Whole genome comparison of Pakistani Corona virus with Chinese and US Strains along with its predictive severity of COVID-19

Gene Rep. 2021 Jun:23:101139. doi: 10.1016/j.genrep.2021.101139. Epub 2021 Apr 15.

Abstract

Initially submitted 784 SARS-nCoV2 whole genome sequences on NCBI Virus database were selected for phylogenetic analysis to look into their similarities with two of Pakistani sequenced coronavirus strains having accessions of MT240479 and MT262993. The MT240479 named (Gilgit1-Pak) was found in close proximity to MT184913 named (CruiseA-USA), while MT262993 named (Manga-Pak) was in neighboring to MT039887 named (WI-USA) strain, which were further chosen for variant calling analysis along with reference genome NC_045512 as out-group to construct concluding cladogram and looked for evolutionary distance with PAUP software in this article. Aforementioned Pakistani strains each of having 29,836 bases were compared with MT263429 (WI-USA) of 29,889 bases and MT259229 (Wuhan-P.R. China) of 29,864 bases. Whole genome variant calling pipeline revealed 31 variants in both Pakistani strains collectively (Manga-Pak vs USA having 2del & 7SNPs, while different from Chinese strain with 2del & 2SNPs, similarly Gilgit1-Pak vs USA having 10SNPs, while different from Chinese strains having 8SNPs). These variants harbour ORF1ab, ORF1a and N genes having their role is viral replication/translation, host innate immunity and viral capsid formation respectively. These novel variants may be one of the reasons for low mortality rate in Pakistan with 385 deaths as compared to USA with 63,871 and P.R. China with 4633 by May 01, 2020. However functional characterization of these variants and their integrations with other viral proteins including variability of human receptors (ACE2 & NRP1) may be the other reasons for unlikely COVID-19 statistics in Pakistan which need further confirmatory studies. Moreover, mutated N and ORF1a proteins in Pakistani strains were also analyzed by 3D structure modeling, which give another dimension of comparing these alterations at amino acid level. In a nutshell, these novel variants are correlated with reduced mortality of COVID-19 severity in Pakistan while more robust results can be obtained by wet lab experimentation.

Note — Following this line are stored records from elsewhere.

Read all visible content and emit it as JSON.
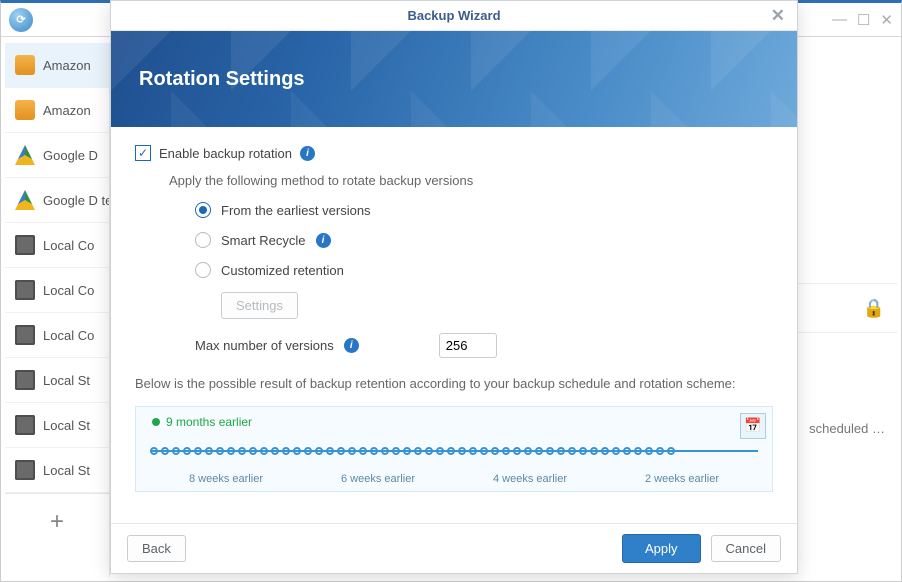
{
  "bg": {
    "win_ctrls": {
      "min": "—",
      "max": "☐",
      "close": "✕"
    },
    "lock_glyph": "🔒",
    "scheduled_text": "scheduled …"
  },
  "sidebar": {
    "items": [
      {
        "label": "Amazon",
        "icon": "amazon",
        "selected": true
      },
      {
        "label": "Amazon",
        "icon": "amazon"
      },
      {
        "label": "Google D",
        "icon": "gdrive"
      },
      {
        "label": "Google D test",
        "icon": "gdrive"
      },
      {
        "label": "Local Co",
        "icon": "local"
      },
      {
        "label": "Local Co",
        "icon": "local"
      },
      {
        "label": "Local Co",
        "icon": "local"
      },
      {
        "label": "Local St",
        "icon": "local"
      },
      {
        "label": "Local St",
        "icon": "local"
      },
      {
        "label": "Local St",
        "icon": "local"
      }
    ],
    "add_glyph": "+"
  },
  "modal": {
    "title": "Backup Wizard",
    "close_glyph": "✕",
    "banner_title": "Rotation Settings",
    "enable_label": "Enable backup rotation",
    "apply_method_label": "Apply the following method to rotate backup versions",
    "options": {
      "earliest": "From the earliest versions",
      "smart": "Smart Recycle",
      "custom": "Customized retention"
    },
    "settings_btn": "Settings",
    "max_versions_label": "Max number of versions",
    "max_versions_value": "256",
    "explain": "Below is the possible result of backup retention according to your backup schedule and rotation scheme:",
    "timeline": {
      "earliest_label": "9 months earlier",
      "markers": [
        "8 weeks earlier",
        "6 weeks earlier",
        "4 weeks earlier",
        "2 weeks earlier"
      ],
      "cal_glyph": "📅"
    },
    "footer": {
      "back": "Back",
      "apply": "Apply",
      "cancel": "Cancel"
    }
  }
}
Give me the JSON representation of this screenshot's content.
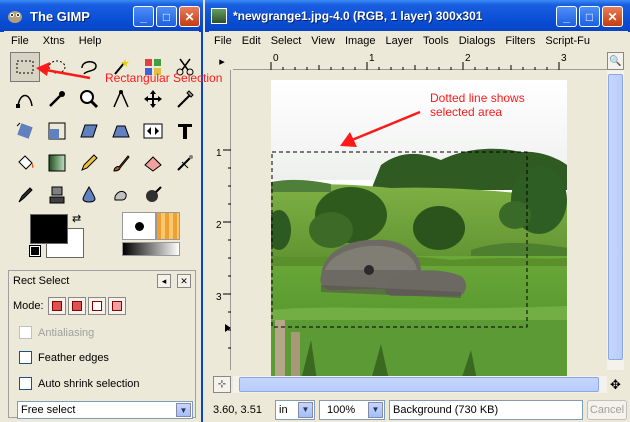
{
  "toolbox": {
    "title": "The GIMP",
    "menu": [
      "File",
      "Xtns",
      "Help"
    ],
    "tools": [
      "rect-select-icon",
      "ellipse-select-icon",
      "lasso-icon",
      "fuzzy-select-icon",
      "select-by-color-icon",
      "scissors-icon",
      "paths-icon",
      "color-picker-icon",
      "magnify-icon",
      "measure-icon",
      "move-icon",
      "crop-icon",
      "rotate-icon",
      "scale-icon",
      "shear-icon",
      "perspective-icon",
      "flip-icon",
      "text-icon",
      "bucket-fill-icon",
      "blend-icon",
      "pencil-icon",
      "paintbrush-icon",
      "eraser-icon",
      "airbrush-icon",
      "ink-icon",
      "clone-icon",
      "blur-icon",
      "smudge-icon",
      "dodge-burn-icon"
    ],
    "options": {
      "title": "Rect Select",
      "mode_label": "Mode:",
      "antialiasing": "Antialiasing",
      "feather": "Feather edges",
      "autoshrink": "Auto shrink selection",
      "select_value": "Free select"
    }
  },
  "image_window": {
    "title": "*newgrange1.jpg-4.0 (RGB, 1 layer) 300x301",
    "menu": [
      "File",
      "Edit",
      "Select",
      "View",
      "Image",
      "Layer",
      "Tools",
      "Dialogs",
      "Filters",
      "Script-Fu"
    ],
    "ruler_h": [
      "0",
      "1",
      "2",
      "3"
    ],
    "ruler_v": [
      "1",
      "2",
      "3"
    ],
    "status": {
      "coords": "3.60, 3.51",
      "unit": "in",
      "zoom": "100%",
      "layer_info": "Background (730 KB)",
      "cancel": "Cancel"
    }
  },
  "annotations": {
    "rect_label": "Rectangular Selection",
    "dotted_line1": "Dotted line shows",
    "dotted_line2": "selected area"
  },
  "colors": {
    "annotation": "#ff1a1a",
    "titlebar": "#0a4fd6"
  }
}
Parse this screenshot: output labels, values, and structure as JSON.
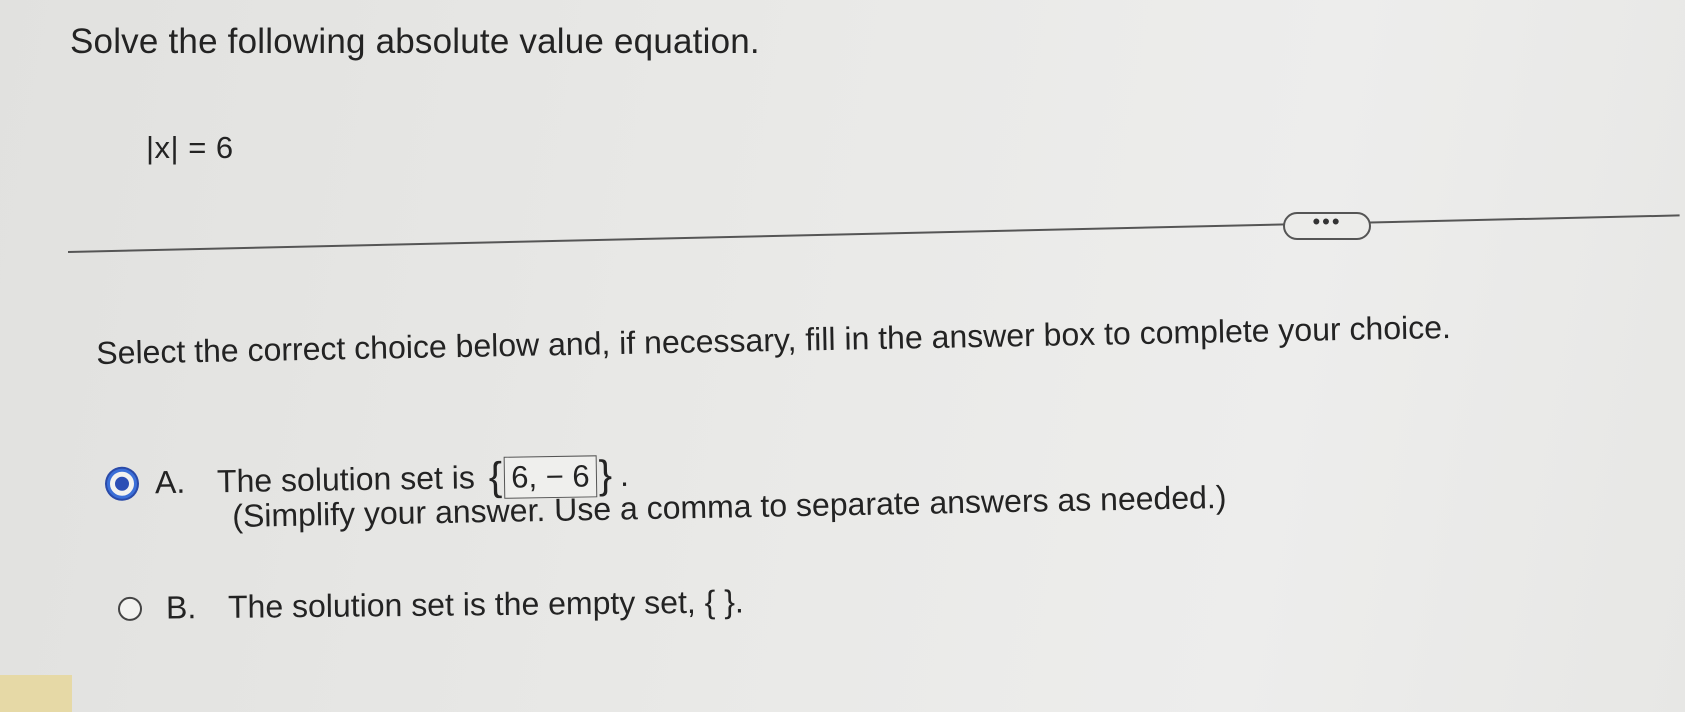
{
  "question": {
    "title": "Solve the following absolute value equation.",
    "equation": "|x| = 6"
  },
  "more_button": {
    "label": "•••"
  },
  "instructions": "Select the correct choice below and, if necessary, fill in the answer box to complete your choice.",
  "choices": [
    {
      "letter": "A.",
      "text_before": "The solution set is",
      "brace_open": "{",
      "answer_value": "6, − 6",
      "brace_close": "}",
      "text_after": ".",
      "hint": "(Simplify your answer. Use a comma to separate answers as needed.)",
      "selected": true
    },
    {
      "letter": "B.",
      "text": "The solution set is the empty set, { }.",
      "selected": false
    }
  ],
  "colors": {
    "radio_selected": "#2c4fb5",
    "background": "#e9e9e7"
  }
}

This also gives insight of genomic landscape of these indigenous strains to develop diagnostics kits, vaccines and therapeutic interventions.

Keywords: 3D structural modeling; BAM, binary alignment maps; DNA, deoxyribonucleic acid; NCBI, National Center for Biotechnology Information; Pakistani SARS-nCoV2; Phylogenetic analysis; SAM, sequence alignment maps; SARS-nCoV, severe acute respiratory syndrome novel coronavirus; Variant calling pipeline.